The bread: Thin, crusty Cuban bread is imperative--strong enough to contain its substantial fillings, but light enough not to get in the way. The whole sandwich is heated on the plancha--the griddle--giving the roll a pleasant crisp; it's just a light shell to crunch through that supports the pork inside.
Where to get one: While you can get excellent Cubanos all over the country, including all over Florida and parts of New York, today it's Miami that's the real Cubano capital.

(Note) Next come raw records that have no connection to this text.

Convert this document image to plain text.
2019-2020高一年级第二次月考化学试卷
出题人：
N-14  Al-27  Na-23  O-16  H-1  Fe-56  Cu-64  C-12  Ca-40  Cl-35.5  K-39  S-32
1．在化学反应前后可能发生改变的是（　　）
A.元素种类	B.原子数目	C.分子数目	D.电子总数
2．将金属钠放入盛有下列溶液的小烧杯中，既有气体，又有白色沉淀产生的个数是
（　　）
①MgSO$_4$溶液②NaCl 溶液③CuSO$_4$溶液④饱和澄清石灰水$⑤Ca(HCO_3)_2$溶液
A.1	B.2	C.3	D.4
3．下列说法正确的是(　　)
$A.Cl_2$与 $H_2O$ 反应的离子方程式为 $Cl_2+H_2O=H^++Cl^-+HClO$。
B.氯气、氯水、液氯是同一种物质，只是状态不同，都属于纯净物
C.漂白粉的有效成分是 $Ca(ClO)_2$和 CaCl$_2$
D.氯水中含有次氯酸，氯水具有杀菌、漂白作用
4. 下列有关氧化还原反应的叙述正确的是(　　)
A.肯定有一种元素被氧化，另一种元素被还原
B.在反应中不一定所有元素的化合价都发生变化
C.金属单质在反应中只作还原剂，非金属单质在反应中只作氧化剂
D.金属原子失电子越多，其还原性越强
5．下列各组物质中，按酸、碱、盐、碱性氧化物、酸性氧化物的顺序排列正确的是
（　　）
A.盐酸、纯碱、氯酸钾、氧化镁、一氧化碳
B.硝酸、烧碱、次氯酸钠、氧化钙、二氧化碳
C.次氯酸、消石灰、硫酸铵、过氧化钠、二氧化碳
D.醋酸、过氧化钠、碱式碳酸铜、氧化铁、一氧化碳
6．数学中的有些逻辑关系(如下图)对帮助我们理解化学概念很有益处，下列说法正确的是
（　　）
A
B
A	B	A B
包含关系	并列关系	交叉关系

Traditional: Puerto Sagua. South Beach is a bit too flashy to support many mom-and-pop shops these days, but Puerto Sagua is the real deal. Says Executive Chef Christopher Lee of The Forge, “When I came to Miami, I was on a quest for great Cuban food, and [The Forge owner] Shareef [Malnik] led me to the place that is truly authentic down here: Puerto Sagua. Not only a great Cubano, but great Cuban food overall.”
Traditional #2: Versailles. The name is French and the dining room has chandeliers, but make no mistake, Versailles is as authentically Cuban as it gets. Head up to the "Ventanita," the take-out window, grab your Cubano, and linger outside for a classic Miami experience.
A Little Tweaked: Jimmy'z Kitchen. "I have to admit the La Tripleta at Jimmy'z Kitchen in Miami is truly memorable," says Juvia chef Sunny Oh. "Pressed like a Cuban, it has roast pork, Black Forest ham, bacon, caramelized onions and provolone."
A Little Weirder: Josh's Deli in Surfside. "There’s also this creation called a jewban at Josh's Deli," says Oh: "Pastrami, roast pork, house made pickles, Swiss cheese and yellow mustard. Pressed on Cuban bread. It is something you have to try to understand. I literally crave it!"